入口は通常.横突起の付け根と上関節突起の付け根を結ぶ線の交点に位置する。 腰椎後方開放術と比較して.ペディクル・スクリューの刺入部位をより外側に向けることで.内角を大きく取り.スクリューの抜去に対する抵抗力を高めることが可能です。 進入位置が決まったら.アーチにジャミシディ針を穿刺し.正横位で透視しながら進入方向を修正する。 進入方向と深さは.アーチの突起の内側縁に近づくと正横位で針先が椎体に入り.外側位で針先が椎体に入るのが理想とされる。

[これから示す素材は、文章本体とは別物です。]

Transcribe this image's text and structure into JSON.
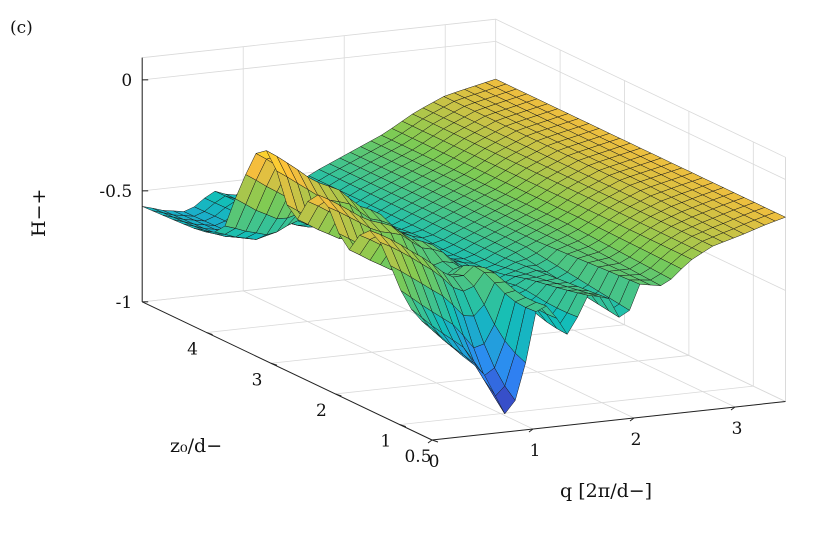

上記の方向と深さを確認した後.ガイドピンを配置し.中空タップで椎弓のタッピングを行う。 ガイドピンの位置には注意が必要で.術中に抜けないように.またタッピング中に持ち込んで.椎体の前方を貫通すると内臓や大血管を損傷することがあるので.注意が必要である。 タッピング終了後.適切な長さのペディクルスクリューをねじ込みます。 この手順を繰り返し.残りのペディクル・スクリューの配置.固定バーの配置.セグメント圧迫.腰椎前方凸部の復元を行い.固定を完了させる。
術後管理
術後1日目から体を動かせるようになり.3日以内に退院した。
臨床成績
一般的に.MIS-TLIFの成績は従来のTLIF手術と同等であるが.手術関連外傷.術中出血.入院期間.回復期間の点で大きな利点がある。 MIS-TLIF手術とopen-TLIF手術の2年間の経過観察結果を比較したいくつかの研究では.臨床成績は同等であるが.MIS-TLIFは術後早期の痛みが少なく.入院期間が短く.回復が早く.合併症が少ない。MIS-TLIFの臨床成績はopen-TLIF手術より劣らない。しかし.術中出血.入院期間.術中合併症および手術と治療の相対コストの観点から見ると.術中出血 術中出血.入院期間.術中合併症.手術・治療費の相対的コストでは.MIS-TLIFが明らかに優位である。